冒頭、猪原氏があいさつ。7月27日の「世界頭頸部がんの日」に合わせて啓発活動を行っていると紹介し、本講演会で口腔がんに関する知識を深めてほしいと呼びかけた。
講演では、まず、「口とのどの仕組みと、頭頸部がん」と題して、音在信治氏(大阪府耳鼻咽喉科医会理事)が登壇した。音在氏は、頭頸部(鎖骨の上から頭までの目と脳を除く)領域は耳鼻咽喉科が診療を担っていると述べ、口や喉、鼻の機能や仕組みを説示。それぞれの部位にできるがんに解説を加えた。また、口や喉は会話や食事など重要な役割を担っており、早期発見・早期治療が極めて大切と説いた。

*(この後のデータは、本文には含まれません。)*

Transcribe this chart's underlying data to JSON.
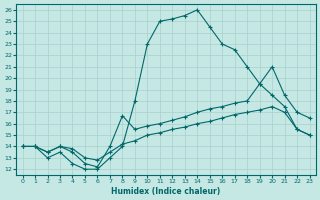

続いて、萩森伸一氏(大阪医科薬科大学耳鼻咽喉科・頭頸部外科教授)が、「口とのどのがん――見逃さないためのセルフチェック」について講演。口腔がんの半数以上が舌がんであり、特に舌縁に多く、舌背に生じることは少ないと言及した。さらに、白板症や扁平苔癬は前がん病変であり注意が必要だと強調。また、口腔がんと咽頭・喉頭がんともに、喫煙や飲酒が誘因となり、咽頭がんは疼痛や違和感、含み声、喉頭がんには声がれが生じると指摘した。
最後に、「口腔がん治療を経験して『わたし、そんなにつらい思いしていません』」と題して、口腔がんを経験し、舌を半分切除した元がん患者が登壇。主治医であった寺田哲也氏(大阪医科薬科大学耳鼻咽喉科・頭頸部外科専門教授)がコーディネーターを務め、がん発覚の際や治療中の思いを引き出した。
閉会に際し、有賀・同医会長があいさつ。大阪市中央急病診療所では、同医会員が365日出務し、休日夜間の救急診療を担っていると述べ、緊急時の利用を促した。